Dat het prototype van de Noord-Indiase tempel al in de 6e eeuw bestond, is te zien in overgebleven tempels zoals de tempel in Deoghar, in de staat Bihar, met een kleine, onvolgroeide shikhara boven het heiligdom. De stijl kwam volledig naar voren in de 8e eeuw en ontwikkelde verschillende regionale variaties in Orissa (Odisha), centraal India, Rajasthan en Gujarat. Noord-Indiase tempels worden over het algemeen geclassificeerd volgens de stijl van de shikhara: de phamsana-stijl is rechtlijnig en de latina is kromlijnig en heeft zelf twee varianten, de shekhari en de bhumija.

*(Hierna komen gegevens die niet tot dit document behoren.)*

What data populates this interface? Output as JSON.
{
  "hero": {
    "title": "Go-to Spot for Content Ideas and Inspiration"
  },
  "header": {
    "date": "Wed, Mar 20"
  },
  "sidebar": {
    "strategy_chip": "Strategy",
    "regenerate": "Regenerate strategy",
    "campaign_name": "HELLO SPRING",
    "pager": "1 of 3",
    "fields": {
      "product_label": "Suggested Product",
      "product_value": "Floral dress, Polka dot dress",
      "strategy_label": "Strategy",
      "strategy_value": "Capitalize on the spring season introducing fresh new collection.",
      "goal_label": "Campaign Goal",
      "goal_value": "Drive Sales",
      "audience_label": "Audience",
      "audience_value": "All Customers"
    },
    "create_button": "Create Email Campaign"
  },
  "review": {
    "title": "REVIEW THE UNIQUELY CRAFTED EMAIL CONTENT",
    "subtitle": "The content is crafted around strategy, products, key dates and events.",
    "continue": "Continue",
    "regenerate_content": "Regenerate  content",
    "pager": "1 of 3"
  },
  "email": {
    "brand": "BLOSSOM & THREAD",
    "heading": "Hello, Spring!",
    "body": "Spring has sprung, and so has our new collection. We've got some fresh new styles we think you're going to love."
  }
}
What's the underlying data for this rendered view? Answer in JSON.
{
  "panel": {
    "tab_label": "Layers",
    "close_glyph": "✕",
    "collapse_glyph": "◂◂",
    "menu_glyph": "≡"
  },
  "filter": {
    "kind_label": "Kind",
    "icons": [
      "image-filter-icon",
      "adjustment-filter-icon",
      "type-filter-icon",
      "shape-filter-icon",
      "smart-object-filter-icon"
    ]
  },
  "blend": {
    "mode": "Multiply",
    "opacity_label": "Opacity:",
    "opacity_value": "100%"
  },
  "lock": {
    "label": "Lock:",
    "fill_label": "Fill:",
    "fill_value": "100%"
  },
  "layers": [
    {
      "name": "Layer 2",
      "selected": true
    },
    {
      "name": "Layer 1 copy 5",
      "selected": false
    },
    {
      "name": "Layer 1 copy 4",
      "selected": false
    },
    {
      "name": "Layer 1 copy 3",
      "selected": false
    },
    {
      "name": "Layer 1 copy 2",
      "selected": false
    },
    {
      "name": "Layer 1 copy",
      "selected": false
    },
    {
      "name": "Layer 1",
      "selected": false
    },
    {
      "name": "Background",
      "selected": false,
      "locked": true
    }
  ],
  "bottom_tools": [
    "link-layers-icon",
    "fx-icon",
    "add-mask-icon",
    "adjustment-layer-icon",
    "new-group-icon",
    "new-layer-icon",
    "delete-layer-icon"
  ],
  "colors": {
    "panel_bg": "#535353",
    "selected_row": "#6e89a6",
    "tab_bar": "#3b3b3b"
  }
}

Een typische vorm van de Noord-Indiase stijl is te zien in de vroege tempels van Orissa, zoals de sierlijke 8e-eeuwse Parashurameshvara-tempel in Bhubaneshwar, een stad die een geweldig centrum was voor tempelbouwactiviteiten. Vanaf de 10e eeuw ontwikkelde zich een karakteristieke Oriya-stijl die een grotere verhoging van de muur en een meer uitgebreide spits vertoonde. De 11e-eeuwse Lingaraja-tempel in Bhubaneshwar is een voorbeeld van de Oriya-stijl in zijn volle ontwikkeling. De 13e-eeuwse Zonnetempel (Surya Deul) in Konarak, waarvan het heiligdom zwaar beschadigd is, is de grootste en misschien wel de meest bekende Oriya-tempel.

Een ontwikkeling van de eenvoudigere naar een meer verheven en uitgebreide stijl is duidelijk in centraal India, behalve dat het shekhari-type bovenbouw, met meerdere leerstellingen, vanaf de 10e eeuw meer de voorkeur geniet. Interieurs en pilaren zijn rijker gesneden dan in Orissa. De Centraal-Indiase stijl in zijn meest ontwikkelde vorm verschijnt in Khajuraho, zoals te zien in de Kandarya Mahadeva-tempel (c. 11e eeuw). Er blijft een algeheel effect van harmonie en majesteit behouden ondanks de uitbundigheid van beeldhouwkunst op de buitenmuren; de rijke overvloed aan miniatuurheiligdommen op de shekhari-spits versterkt de opgaande beweging aanzienlijk.

In Gujarat zijn grote aantallen tempels bewaard gebleven, maar de meeste zijn zwaar beschadigd. De zonnetempel uit Modhera uit de vroege 11e eeuw is een van de mooiste.